The research will provide the national-scale research capacity required to advance knowledge and hone predictions of Antarctica’s complex ice-Earth-ocean-atmosphere-ecosystem interactions that govern future changes and impacts. New data will improve predictions of the nature and rate of future change, enabling Australia to better safeguard against the worst impacts.
The Blue Economy CRC will, for the first time bring the aquaculture and renewable energy sectors together to address the challenges of offshore food and energy production, that leverages the benefits of colocation, vertical integration, infrastructure and shared services. Offshore engineering will be central to this emergence, leveraging decades of experience drawn from the shipping, defence, oil and gas industries.
The Australian Antarctic Program Partnership (AAPP) is an Australian Government funded initiative through the Antarctic Science Collaboration Initiative program to better understand the role of the Antarctic region in the global climate system and the implications for marine ecosystems.
Core partners of the AAPP are the Australian Antarctic Division (AAD), CSIRO, the University of Tasmania (UTAS), and the Bureau of Meteorology (BoM). Other partners include Geoscience Australia (GA), the Tasmanian State Government and Australia’s Integrated Marine Observing System (IMOS).
The Centre for Marine Socioecology makes use of the critical mass of nationally and internationally leading researchers present in Hobart.
The Centre brings together a wide variety of disciplines: oceanography, ecology, economics, policy, law and social science. These disciplines are in active collaboration to directly address the theory and applied sides of marine socio-ecological systems.
The Centre is a collaboration between the University of Tasmania (via IMAS), CSIRO and the Australian Antarctic Division and is hosted at our Waterfront building in Hobart.

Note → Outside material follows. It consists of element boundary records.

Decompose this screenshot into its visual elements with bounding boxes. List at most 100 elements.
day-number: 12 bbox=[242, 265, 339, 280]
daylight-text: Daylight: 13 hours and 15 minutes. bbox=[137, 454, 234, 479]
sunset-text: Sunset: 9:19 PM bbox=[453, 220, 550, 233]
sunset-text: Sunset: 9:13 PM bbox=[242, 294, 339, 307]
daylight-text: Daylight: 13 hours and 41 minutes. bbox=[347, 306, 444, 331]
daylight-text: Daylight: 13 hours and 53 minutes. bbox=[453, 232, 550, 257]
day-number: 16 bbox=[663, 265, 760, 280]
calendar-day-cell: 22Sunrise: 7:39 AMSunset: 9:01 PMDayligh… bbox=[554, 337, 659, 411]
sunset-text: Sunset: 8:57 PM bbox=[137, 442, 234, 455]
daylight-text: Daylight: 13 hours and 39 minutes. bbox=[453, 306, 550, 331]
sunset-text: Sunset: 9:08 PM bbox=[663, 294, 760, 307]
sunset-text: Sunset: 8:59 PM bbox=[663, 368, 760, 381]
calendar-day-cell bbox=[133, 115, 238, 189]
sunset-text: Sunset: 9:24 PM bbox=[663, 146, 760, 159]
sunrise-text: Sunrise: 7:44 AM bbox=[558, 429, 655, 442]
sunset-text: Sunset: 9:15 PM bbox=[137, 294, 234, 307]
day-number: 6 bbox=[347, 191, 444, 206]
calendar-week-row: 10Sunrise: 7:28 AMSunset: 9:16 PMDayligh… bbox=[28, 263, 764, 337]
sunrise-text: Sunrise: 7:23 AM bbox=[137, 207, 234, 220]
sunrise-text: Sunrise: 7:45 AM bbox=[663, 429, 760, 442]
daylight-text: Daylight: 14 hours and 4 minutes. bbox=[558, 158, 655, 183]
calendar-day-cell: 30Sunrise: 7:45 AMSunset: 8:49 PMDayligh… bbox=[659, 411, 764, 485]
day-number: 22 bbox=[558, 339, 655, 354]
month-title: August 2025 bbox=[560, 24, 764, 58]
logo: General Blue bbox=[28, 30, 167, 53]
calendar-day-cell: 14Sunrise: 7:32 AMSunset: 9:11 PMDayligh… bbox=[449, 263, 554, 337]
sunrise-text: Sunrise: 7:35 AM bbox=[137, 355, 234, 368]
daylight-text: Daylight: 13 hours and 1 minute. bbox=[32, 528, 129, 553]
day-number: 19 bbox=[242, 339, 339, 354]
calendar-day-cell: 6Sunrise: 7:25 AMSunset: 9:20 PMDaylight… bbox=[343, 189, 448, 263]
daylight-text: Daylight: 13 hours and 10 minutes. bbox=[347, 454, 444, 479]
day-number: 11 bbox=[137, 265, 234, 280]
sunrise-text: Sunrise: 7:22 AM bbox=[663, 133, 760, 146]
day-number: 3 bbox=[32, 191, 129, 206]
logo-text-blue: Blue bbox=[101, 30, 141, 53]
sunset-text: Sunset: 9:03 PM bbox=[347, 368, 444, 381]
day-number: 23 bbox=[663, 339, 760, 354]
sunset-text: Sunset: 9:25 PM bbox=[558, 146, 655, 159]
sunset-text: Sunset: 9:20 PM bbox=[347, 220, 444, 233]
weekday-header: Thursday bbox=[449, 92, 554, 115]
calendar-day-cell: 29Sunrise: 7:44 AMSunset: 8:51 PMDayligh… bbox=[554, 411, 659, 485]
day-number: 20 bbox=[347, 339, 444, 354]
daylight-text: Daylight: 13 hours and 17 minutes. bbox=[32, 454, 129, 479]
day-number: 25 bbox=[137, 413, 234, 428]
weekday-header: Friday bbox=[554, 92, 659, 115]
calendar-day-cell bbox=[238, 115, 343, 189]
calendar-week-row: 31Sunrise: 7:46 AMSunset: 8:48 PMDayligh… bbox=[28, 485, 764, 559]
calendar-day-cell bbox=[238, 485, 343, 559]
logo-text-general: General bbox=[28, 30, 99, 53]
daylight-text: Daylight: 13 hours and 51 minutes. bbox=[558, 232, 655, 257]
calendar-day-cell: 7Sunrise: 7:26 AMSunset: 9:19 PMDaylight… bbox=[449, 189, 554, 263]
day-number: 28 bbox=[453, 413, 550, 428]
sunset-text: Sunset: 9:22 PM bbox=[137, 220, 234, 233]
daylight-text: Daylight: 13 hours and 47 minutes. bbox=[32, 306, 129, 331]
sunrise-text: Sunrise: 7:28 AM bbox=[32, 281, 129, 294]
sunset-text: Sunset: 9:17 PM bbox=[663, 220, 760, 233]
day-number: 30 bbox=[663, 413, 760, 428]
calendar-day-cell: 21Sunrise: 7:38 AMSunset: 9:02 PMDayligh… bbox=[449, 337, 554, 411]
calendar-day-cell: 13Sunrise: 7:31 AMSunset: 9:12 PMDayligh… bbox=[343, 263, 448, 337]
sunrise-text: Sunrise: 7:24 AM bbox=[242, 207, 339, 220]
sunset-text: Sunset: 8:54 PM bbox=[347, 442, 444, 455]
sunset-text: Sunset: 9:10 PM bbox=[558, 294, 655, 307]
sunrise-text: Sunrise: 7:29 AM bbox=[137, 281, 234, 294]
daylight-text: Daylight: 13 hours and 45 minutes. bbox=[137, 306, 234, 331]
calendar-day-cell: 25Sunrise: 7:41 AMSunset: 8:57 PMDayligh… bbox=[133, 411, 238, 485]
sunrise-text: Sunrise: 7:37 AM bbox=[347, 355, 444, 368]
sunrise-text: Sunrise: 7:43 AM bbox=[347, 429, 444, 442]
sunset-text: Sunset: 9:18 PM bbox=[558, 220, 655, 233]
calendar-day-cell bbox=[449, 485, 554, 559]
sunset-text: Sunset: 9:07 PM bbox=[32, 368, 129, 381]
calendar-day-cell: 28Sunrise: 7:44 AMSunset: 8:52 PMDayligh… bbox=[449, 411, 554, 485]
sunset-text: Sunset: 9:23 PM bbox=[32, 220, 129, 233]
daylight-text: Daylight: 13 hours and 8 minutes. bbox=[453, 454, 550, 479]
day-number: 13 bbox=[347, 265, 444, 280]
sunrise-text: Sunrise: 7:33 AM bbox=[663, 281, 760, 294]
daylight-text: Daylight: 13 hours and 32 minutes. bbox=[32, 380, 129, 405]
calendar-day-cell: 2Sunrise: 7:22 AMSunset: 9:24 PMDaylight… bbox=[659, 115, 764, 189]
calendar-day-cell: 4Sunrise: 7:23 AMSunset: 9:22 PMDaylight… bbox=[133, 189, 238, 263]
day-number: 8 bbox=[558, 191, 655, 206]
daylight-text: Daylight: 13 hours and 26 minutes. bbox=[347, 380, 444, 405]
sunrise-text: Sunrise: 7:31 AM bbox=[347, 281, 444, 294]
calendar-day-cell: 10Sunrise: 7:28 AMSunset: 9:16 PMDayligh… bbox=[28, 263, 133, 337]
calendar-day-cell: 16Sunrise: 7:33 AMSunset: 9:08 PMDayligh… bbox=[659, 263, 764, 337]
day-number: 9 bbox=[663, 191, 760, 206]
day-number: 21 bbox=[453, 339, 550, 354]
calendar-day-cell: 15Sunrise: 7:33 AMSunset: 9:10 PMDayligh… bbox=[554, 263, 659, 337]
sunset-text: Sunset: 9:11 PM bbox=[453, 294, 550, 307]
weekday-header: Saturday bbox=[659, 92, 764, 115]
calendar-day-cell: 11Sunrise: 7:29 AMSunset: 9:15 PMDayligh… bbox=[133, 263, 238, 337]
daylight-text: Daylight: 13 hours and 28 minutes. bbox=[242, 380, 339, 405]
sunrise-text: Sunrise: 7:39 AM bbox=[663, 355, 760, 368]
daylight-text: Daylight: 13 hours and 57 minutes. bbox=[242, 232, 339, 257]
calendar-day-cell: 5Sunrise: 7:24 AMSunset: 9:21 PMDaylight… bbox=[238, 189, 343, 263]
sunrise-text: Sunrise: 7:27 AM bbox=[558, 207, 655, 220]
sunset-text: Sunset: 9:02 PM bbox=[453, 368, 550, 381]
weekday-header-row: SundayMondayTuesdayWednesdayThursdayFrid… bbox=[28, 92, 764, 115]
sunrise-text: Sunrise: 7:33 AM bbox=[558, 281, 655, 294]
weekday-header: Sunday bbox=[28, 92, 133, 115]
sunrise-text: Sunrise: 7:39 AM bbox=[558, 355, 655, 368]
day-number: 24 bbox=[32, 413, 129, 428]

The Sustainable Marine Research Collaboration Agreement (SMRCA) between the Tasmanian State Government and the University of Tasmania was established to support research on Tasmanian marine resources, including commercial and recreational fisheries, wild harvest and aquaculture.
Our strategic approach to the SMRCA attempts to balance the economic, social and environmental factors that contribute to ensuring a sustainable and productive future; engaging with industry and other partners for the long term prosperity of both Tasmania and the broader Australian community.
Redmap stands for Range Extension Database and Mapping project. This project invites Australians to share sightings of marine species that are 'uncommon' to their local seas.
Redmap uses this citizen science data to map which Australian marine species may be extending their distribution in response to changes in the marine environment, such as ocean warming.
This data also highlights regions and species that may be experiencing more distribution changes, so that research can be focused into these areas.
Reef Life Survey (RLS) aims to improve biodiversity conservation and the sustainable management of marine resources. This is achieved by coordinating surveys of rocky and coral reefs using scientific methods. The ultimate goal of RLS is to improve coastal stewardship.
RLS has established the first global baseline of marine biodiversity using consistent methods, which includes abundance data for over 3500 marine species at more than 2000 sites in 40 countries.
This information is used to track changing ecosystems, allowing managers and scientists to better understand how human society affects the marine environment, and to identify better ways forward to reduce threats.
The Integrated Marine Observing System (IMOS) is one of the national research infrastructure capabilities currently supported under the Australian Government's National Collaborative Research Infrastructure Strategy (NCRIS).
Since 2006, IMOS has been routinely operating a wide range of observing equipment throughout Australia's coastal and open oceans, making all of its data accessible to the marine and climate science community, other stakeholders and users, and international collaborators.
TPAC operates sophisticated e-Research capabilities on behalf of Australian and IMAS researchers. We host research collections from research programs and research observing systems.
TPAC has more than 1 petabyte of collections being hosted and served to the research community representing research investments in excess of $250m. This facility is an investment of over $5m in hardware by National Collaboration Research Infrastructure Service (NCRIS).
The international science community has long recognised the need for a coordinated and integrated approach to observing the Southern Ocean.
Under the direction of the Scientific Committee for Oceanic Research and the Scientific Committee for Oceanic Research, and with the input of the World Climate Research Programmes' Climate and Cryosphere (CliC) and Climate Variability and Predictability (CLIVAR) projects, and the Partnership for Observation of the Global Oceans (POGO), the concept for the Southern Ocean Observing System (SOOS) was developed.